How can artificial agents learn to solve wide ranges of tasks in complex visual environments in the absence of external supervision? We decompose this question into two problems, global exploration of the environment and learning to reliably reach situations found during exploration. We introduce the Latent Explorer Achiever (LEXA), a unified solution to these by learning a world model from the high-dimensional image inputs and using it to train an explorer and an achiever policy from imagined trajectories. Unlike prior methods that explore by reaching previously visited states, the explorer plans to discover unseen surprising states through foresight, which are then used as diverse targets for the achiever. After the unsupervised phase, LEXA solves tasks specified as goal images zero-shot without any additional learning. We introduce a challenging benchmark spanning across four standard robotic manipulation and locomotion domains with a total of over 40 test tasks. LEXA substantially outperforms previous approaches to unsupervised goal reaching, achieving goals that require interacting with multiple objects in sequence. Finally, to demonstrate the scalability and generality of LEXA, we train a single general agent across four distinct environments.

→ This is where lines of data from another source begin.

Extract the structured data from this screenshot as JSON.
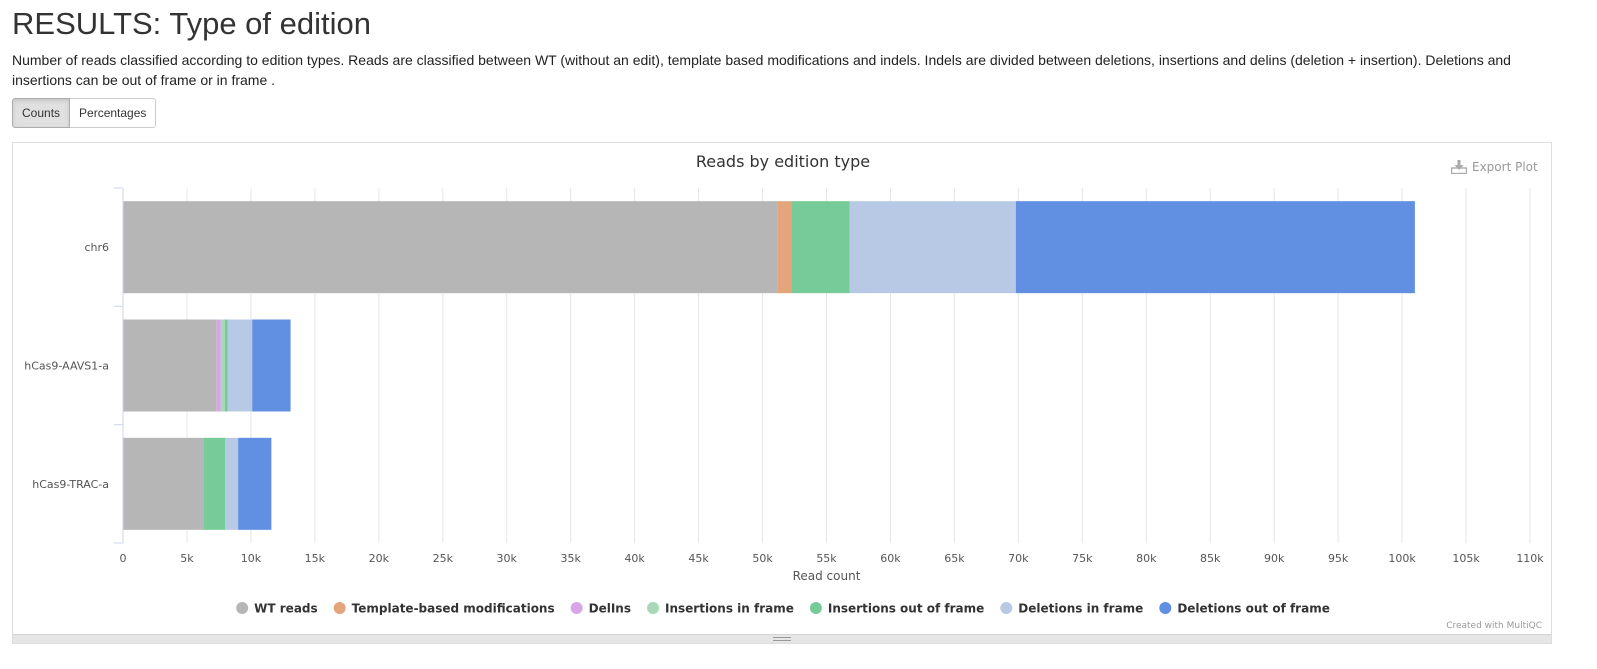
{
  "page": {
    "title": "RESULTS: Type of edition",
    "description": "Number of reads classified according to edition types. Reads are classified between WT (without an edit), template based modifications and indels. Indels are divided between deletions, insertions and delins (deletion + insertion). Deletions and insertions can be out of frame or in frame ."
  },
  "toggle": {
    "counts_label": "Counts",
    "percentages_label": "Percentages",
    "selected": "Counts"
  },
  "plot": {
    "export_label": "Export Plot",
    "credit": "Created with MultiQC"
  },
  "chart_data": {
    "type": "bar",
    "orientation": "horizontal",
    "stacked": true,
    "title": "Reads by edition type",
    "xlabel": "Read count",
    "ylabel": "",
    "xlim": [
      0,
      110000
    ],
    "x_ticks": [
      0,
      5000,
      10000,
      15000,
      20000,
      25000,
      30000,
      35000,
      40000,
      45000,
      50000,
      55000,
      60000,
      65000,
      70000,
      75000,
      80000,
      85000,
      90000,
      95000,
      100000,
      105000,
      110000
    ],
    "x_tick_labels": [
      "0",
      "5k",
      "10k",
      "15k",
      "20k",
      "25k",
      "30k",
      "35k",
      "40k",
      "45k",
      "50k",
      "55k",
      "60k",
      "65k",
      "70k",
      "75k",
      "80k",
      "85k",
      "90k",
      "95k",
      "100k",
      "105k",
      "110k"
    ],
    "grid": true,
    "legend_position": "bottom",
    "categories": [
      "chr6",
      "hCas9-AAVS1-a",
      "hCas9-TRAC-a"
    ],
    "series": [
      {
        "name": "WT reads",
        "color": "#b6b6b6",
        "values": [
          51200,
          7300,
          6300
        ]
      },
      {
        "name": "Template-based modifications",
        "color": "#e4a47c",
        "values": [
          1100,
          0,
          0
        ]
      },
      {
        "name": "DelIns",
        "color": "#d8a6e8",
        "values": [
          0,
          350,
          0
        ]
      },
      {
        "name": "Insertions in frame",
        "color": "#a8d8b9",
        "values": [
          0,
          300,
          0
        ]
      },
      {
        "name": "Insertions out of frame",
        "color": "#77cb98",
        "values": [
          4500,
          250,
          1700
        ]
      },
      {
        "name": "Deletions in frame",
        "color": "#b8c9e6",
        "values": [
          13000,
          1900,
          1000
        ]
      },
      {
        "name": "Deletions out of frame",
        "color": "#6190e2",
        "values": [
          31200,
          3000,
          2600
        ]
      }
    ]
  }
}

Discovering and Achieving Goals
LEXA explores the world and learns to solve arbitrary goal images purely from pixels and without any form of supervision. After the unsupervised interaction phase, LEXA solves complex tasks by reaching user-specified goal images.
Discovering Goals through Foresight
Prior work used retrospective exploration that searches the replay buffer for most interesting states. Instead, we explore with foresight, by querying the model for most novel states. This enables LEXA to explore beyond the frontier and significantly improve exploration performance.